Le bien-être animal, une notion qui fait son chemin
De Boris CAMBRELENG (AFP) – Il y a 2 jours
PARIS — Les souffrances endurées par les animaux d'élevage sont de mieux en mieux connues des consommateurs grâce aux efforts d'associations et de scientifiques qui militent pour que leur statut, de bien assimilable à un objet, évolue vers celui d'être sensible.
"Pour le philosophe Descartes et ses successeurs, dont le pire était Malebranche, les animaux étaient de simples machines assimilables à des automates ou à des horloges", rappelle le neurobiologiste et philosophe Georges Chapouthier.
Pourtant, la quasi-totalité des animaux réagissent comme l'homme aux stimuli mécaniques, chimiques ou thermiques dans leur environnement pour protéger leur intégrité physique, par un mécanisme étroitement lié à la douleur.
"La douleur suppose une forme de conscience et personne ne conteste le fait que les animaux, au moins ceux dits supérieurs, en ont une", dit M. Chapouthier.
La conscience que possèdent les animaux de leur environnement, dite d'accès, est aisément démontrable: un chien ne se comportera pas de la même façon s'il s'attend à être battu ou récompensé.

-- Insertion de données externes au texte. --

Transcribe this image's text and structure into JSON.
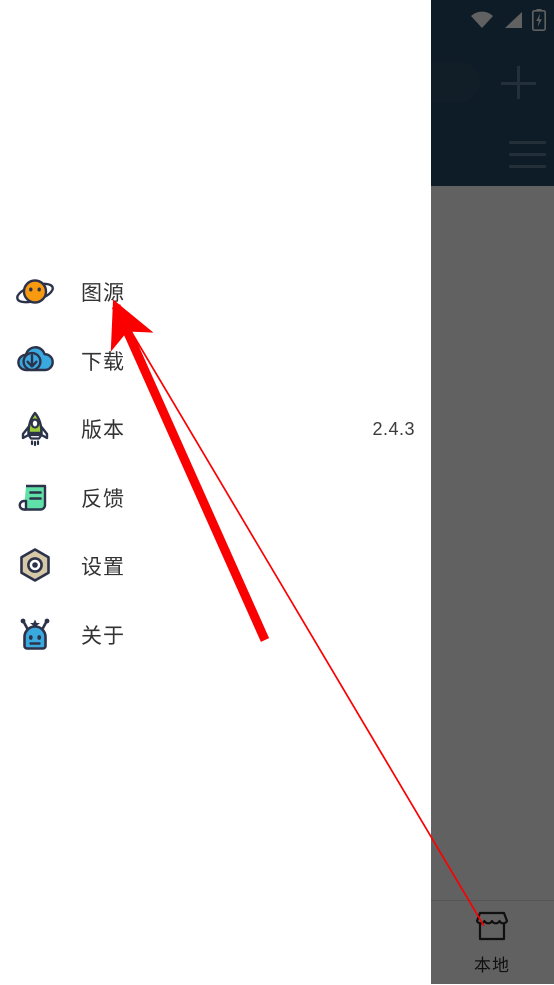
{
  "status_bar": {
    "icons": [
      "wifi-icon",
      "signal-icon",
      "battery-charging-icon"
    ]
  },
  "app": {
    "header": {
      "color": "#234a68",
      "search_placeholder": "",
      "add_button_label": "+",
      "menu_button_label": "menu"
    },
    "bottom_nav": {
      "items": [
        {
          "icon": "store-icon",
          "label": "本地"
        }
      ]
    }
  },
  "drawer": {
    "background": "#ffffff",
    "items": [
      {
        "icon": "planet-icon",
        "label": "图源",
        "value": ""
      },
      {
        "icon": "cloud-download-icon",
        "label": "下载",
        "value": ""
      },
      {
        "icon": "rocket-icon",
        "label": "版本",
        "value": "2.4.3"
      },
      {
        "icon": "feedback-icon",
        "label": "反馈",
        "value": ""
      },
      {
        "icon": "settings-nut-icon",
        "label": "设置",
        "value": ""
      },
      {
        "icon": "robot-icon",
        "label": "关于",
        "value": ""
      }
    ]
  },
  "annotation": {
    "color": "#fa0000",
    "type": "arrow",
    "points_to": "图源"
  }
}
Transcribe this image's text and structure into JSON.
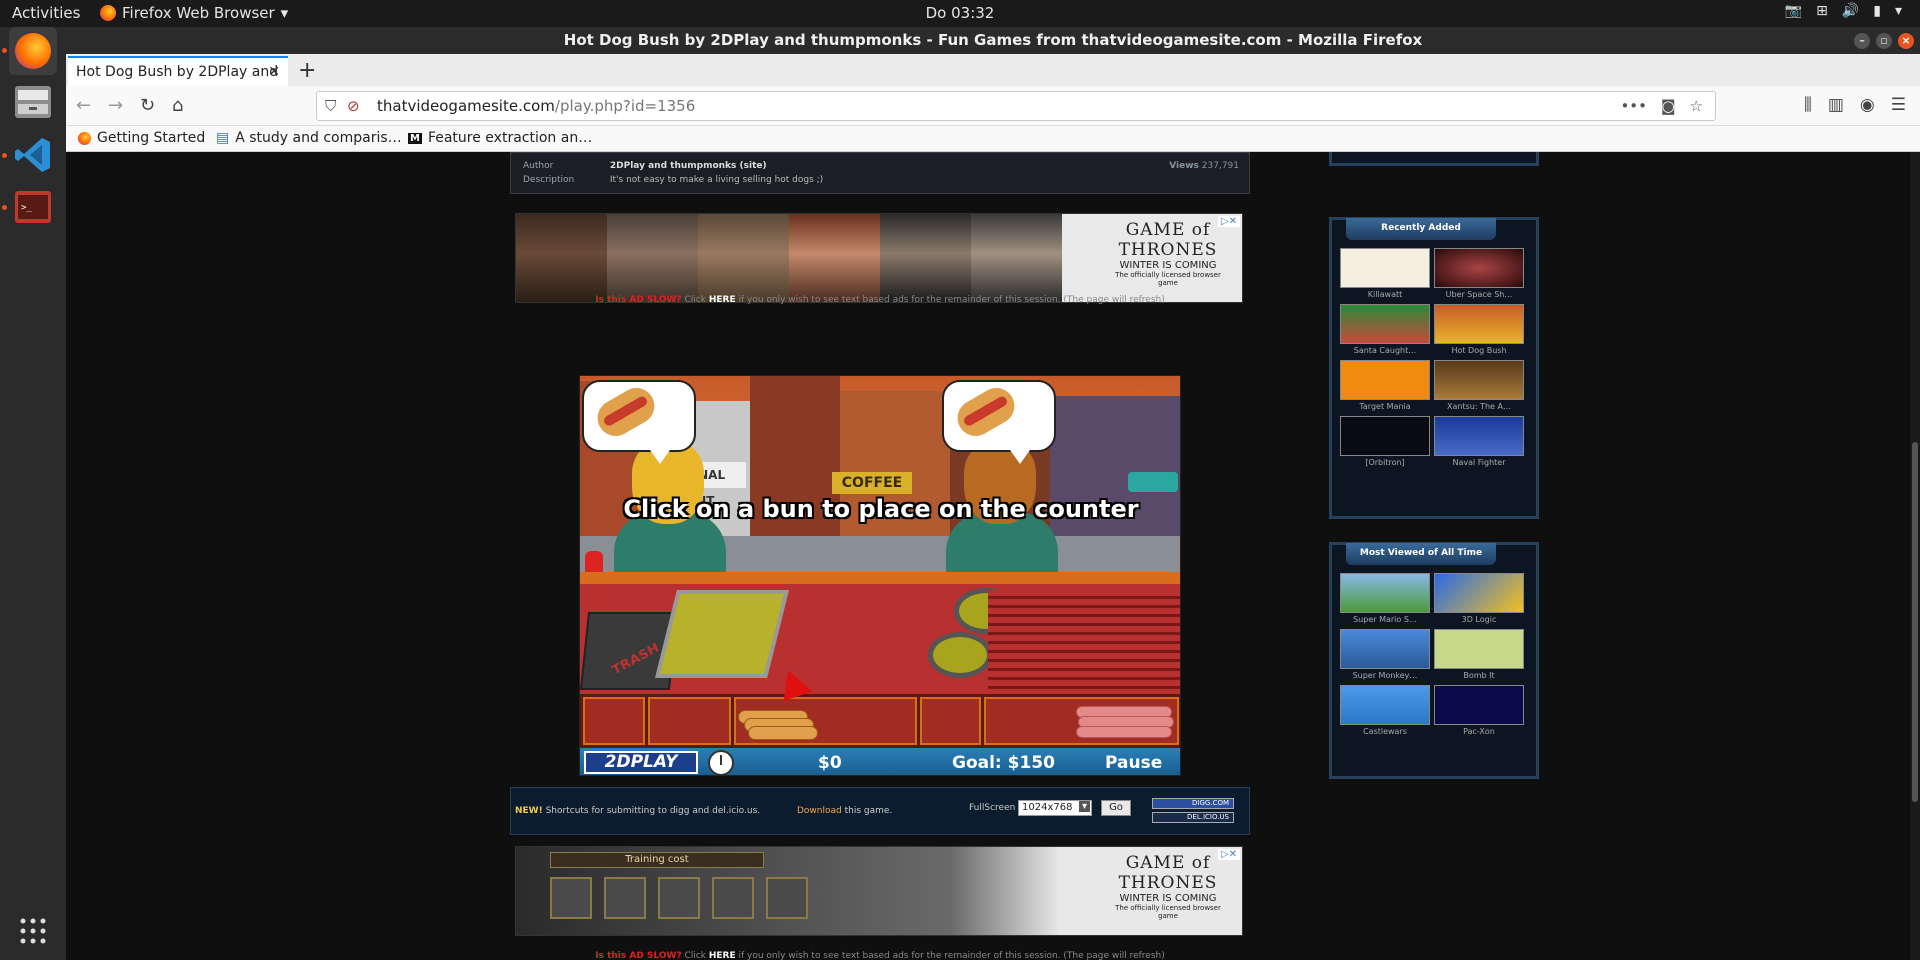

La conscience de soi, dite phénoménale, est plus difficile à mettre en évidence. Elle peut être prouvée par la capacité à se reconnaître dans un miroir, ce qui fonctionne bien notamment pour le chimpanzé. Elle a aussi été détectée chez le dauphin, ainsi que chez au moins une éléphante et une pie, rapporte M. Chapouthier.
Pour Aurélia Warin-Ramette, chargée de mission à l'association PMAF (Protection mondiale des animaux de ferme), cette forme de conscience existe aussi chez le porc, un animal élevé en France à 99% de manière industrielle avec des pratiques parfois cruelles dénuées de toute justification économique.
"La réglementation dit que personne ne doit plus couper les dents et les queues de cochons de manière routinière, car cela ne sert à rien, mais personne ne le sait", s'indigne cette éthologue qui souligne l'exceptionnelle sensibilité et intelligence de l'animal.
Naturellement, les truies construisent un nid pour leurs petits, mais elles sont encore souvent enfermées dans des stalles trop étroites pour leur permettre de se retourner, "ce qui provoque des comportements répétés et anormaux prouvant que l'animal est frustré", précise Mme Warin-Ramette.
Heureusement, la réglementation évolue grâce à l'action des associations de défense des animaux au niveau européen. Depuis 2003, les nouveaux élevages ne doivent plus comprendre de stalles. Et à partir du 1er janvier 2013, ces cages devront avoir été totalement supprimées.
Les obligations légales, pas toujours appliquées, restent pourtant souvent minimales, regrette Ghislain Zuccolo, directeur de la PMAF.
Pour les volailles en batterie, "la réglementation européenne est de 42 kilos par m2, c'est beaucoup beaucoup trop", estime M. Zuccolo qui préconise l'achat d'oeufs de poules élevées en liberté.
A partir de 2012, les poules pondeuses dans l'UE devront disposer de 750 cm2 chacune (soit 13 poules par mètre carré), contre 550 cm2 aujourd'hui, et disposer d'un petit perchoir, d'un grattoir et d'un nid sous la forme d'un coin sombre.
La PMAF milite pour que le bien-être animal soit pris en compte non seulement pour l'élevage, ce qui est le cas dans l'agriculture biologique, mais aussi pour le transport et l'abattage.
Signe que les mentalités évoluent, l'association est en négociation pour signer dans les prochains mois une charte avec le géant de distribution Carrefour. Elle exigerait de ses fournisseurs des bonnes pratiques dans ce domaine.